We invite you to read more about the scope and scale of our sustainability programs and our commitment to a smoke-free world in the United Nations Global Compact Communication on Progress.
We don’t own the tobacco farms that supply our tobacco leaf each year, but the farmers who run them are a crucial part of our economic, environmental, and social footprint. We’re working directly with them and our suppliers to promote sustainable farming.
That’s why we’ve developed a comprehensive program called Good Agricultural Practices (GAP). Through GAP, we’re striving to improve the lives of 2.5 million people who rely on farm work.
In a world with a changing climate, respecting the environment is something all our employees and partners can get behind. We buy 400,000 metric tons of tobacco annually and operate 48 production facilities, and we have to be mindful of our impact on the environment. Minimizing this impact is a top priority for us through carbon-footprint
and water-use reduction, waste minimization, energy efficiency, and logistics optimization. We also work to understand and adapt to the potential business impact of environmental threats, such as climate change and water scarcity.
Our policies and programs in areas such as product development and marketing, workplace integrity, and supply chain, have long been addressing a wide range of labor rights and human rights.
We’re now embarking on a more systematic, rights-based approach in accordance with the United Nations Guiding Principles on Business and Human Rights.
It’s not just luxury goods that are counterfeited or smuggled and sold illegally. In fact, cigarettes are among the most illegally trafficked goods in the world. We’re working with public and
private partners worldwide to tackle the illegal trade in cigarettes, which has serious consequences for global economies, communities, and businesses, including ours.
Giving back creates shared value that benefits the communities around the world where we operate. Our goals are twofold: help empower local communities and tackle global problems.
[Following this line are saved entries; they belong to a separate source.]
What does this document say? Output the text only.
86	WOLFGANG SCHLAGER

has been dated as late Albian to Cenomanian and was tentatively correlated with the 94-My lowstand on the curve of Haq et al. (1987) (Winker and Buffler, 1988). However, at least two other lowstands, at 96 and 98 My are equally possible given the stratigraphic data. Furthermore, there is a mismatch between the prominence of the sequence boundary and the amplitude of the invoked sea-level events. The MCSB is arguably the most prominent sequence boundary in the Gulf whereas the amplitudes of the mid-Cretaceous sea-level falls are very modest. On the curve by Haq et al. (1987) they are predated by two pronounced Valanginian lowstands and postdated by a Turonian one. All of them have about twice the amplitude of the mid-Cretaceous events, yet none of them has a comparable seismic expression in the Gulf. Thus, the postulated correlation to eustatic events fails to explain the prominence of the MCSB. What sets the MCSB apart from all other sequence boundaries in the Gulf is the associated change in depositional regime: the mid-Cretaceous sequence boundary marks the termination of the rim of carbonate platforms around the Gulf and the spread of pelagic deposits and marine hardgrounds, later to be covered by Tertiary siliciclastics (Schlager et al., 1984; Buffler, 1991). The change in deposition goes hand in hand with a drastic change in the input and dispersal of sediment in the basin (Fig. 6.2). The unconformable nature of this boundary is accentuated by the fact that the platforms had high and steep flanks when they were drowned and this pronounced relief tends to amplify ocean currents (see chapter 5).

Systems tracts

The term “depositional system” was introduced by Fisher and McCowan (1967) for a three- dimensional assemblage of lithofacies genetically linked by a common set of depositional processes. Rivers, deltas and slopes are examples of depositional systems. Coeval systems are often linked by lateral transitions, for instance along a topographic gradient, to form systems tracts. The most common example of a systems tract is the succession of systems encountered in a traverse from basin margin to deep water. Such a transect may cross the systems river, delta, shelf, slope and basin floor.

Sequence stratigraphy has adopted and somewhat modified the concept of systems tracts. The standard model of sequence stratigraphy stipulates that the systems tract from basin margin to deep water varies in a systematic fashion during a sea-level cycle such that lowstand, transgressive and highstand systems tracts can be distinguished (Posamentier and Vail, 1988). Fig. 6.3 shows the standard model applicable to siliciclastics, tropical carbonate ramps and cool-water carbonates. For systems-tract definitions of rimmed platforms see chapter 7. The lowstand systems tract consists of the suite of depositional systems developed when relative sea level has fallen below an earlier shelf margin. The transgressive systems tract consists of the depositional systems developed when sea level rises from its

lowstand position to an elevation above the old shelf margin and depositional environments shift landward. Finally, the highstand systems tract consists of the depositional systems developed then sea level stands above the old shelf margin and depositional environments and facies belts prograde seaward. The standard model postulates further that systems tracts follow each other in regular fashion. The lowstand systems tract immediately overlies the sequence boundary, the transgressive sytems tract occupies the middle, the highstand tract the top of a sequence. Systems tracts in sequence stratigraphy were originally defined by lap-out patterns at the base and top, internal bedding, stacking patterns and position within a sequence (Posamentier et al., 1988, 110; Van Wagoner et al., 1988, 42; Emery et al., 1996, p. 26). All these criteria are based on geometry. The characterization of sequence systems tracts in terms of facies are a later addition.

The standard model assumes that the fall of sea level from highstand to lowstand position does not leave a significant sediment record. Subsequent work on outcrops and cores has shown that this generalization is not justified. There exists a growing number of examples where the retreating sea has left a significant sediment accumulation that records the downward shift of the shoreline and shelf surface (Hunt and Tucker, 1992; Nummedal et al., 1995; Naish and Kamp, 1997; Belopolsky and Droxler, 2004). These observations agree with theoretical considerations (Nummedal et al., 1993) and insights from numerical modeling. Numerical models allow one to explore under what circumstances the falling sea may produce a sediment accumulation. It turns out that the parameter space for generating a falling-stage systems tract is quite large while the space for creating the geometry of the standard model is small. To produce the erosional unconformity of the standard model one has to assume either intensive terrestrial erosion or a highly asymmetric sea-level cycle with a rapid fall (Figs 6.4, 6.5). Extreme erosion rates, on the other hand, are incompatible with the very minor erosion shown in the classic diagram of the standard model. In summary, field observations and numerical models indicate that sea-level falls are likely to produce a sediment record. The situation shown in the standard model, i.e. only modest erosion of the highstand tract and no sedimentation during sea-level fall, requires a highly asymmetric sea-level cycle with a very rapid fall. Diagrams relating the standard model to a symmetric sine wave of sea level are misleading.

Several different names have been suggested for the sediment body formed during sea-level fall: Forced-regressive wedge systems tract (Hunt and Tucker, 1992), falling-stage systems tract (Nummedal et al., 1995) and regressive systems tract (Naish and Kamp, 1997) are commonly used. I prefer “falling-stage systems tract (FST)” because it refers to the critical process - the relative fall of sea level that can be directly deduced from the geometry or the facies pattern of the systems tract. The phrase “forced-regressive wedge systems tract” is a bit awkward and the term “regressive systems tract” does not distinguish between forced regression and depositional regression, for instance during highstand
What we do at the community level depends on local needs. The programs we support include access to quality education or vocational training,
income-generation initiatives, and the promotion of women’s leadership roles in society. We also help address natural or man-made disasters and other emergencies. At the global level, we’re working with strategic partners to fight human trafficking, protect migrant workers, and generate economic opportunity for women.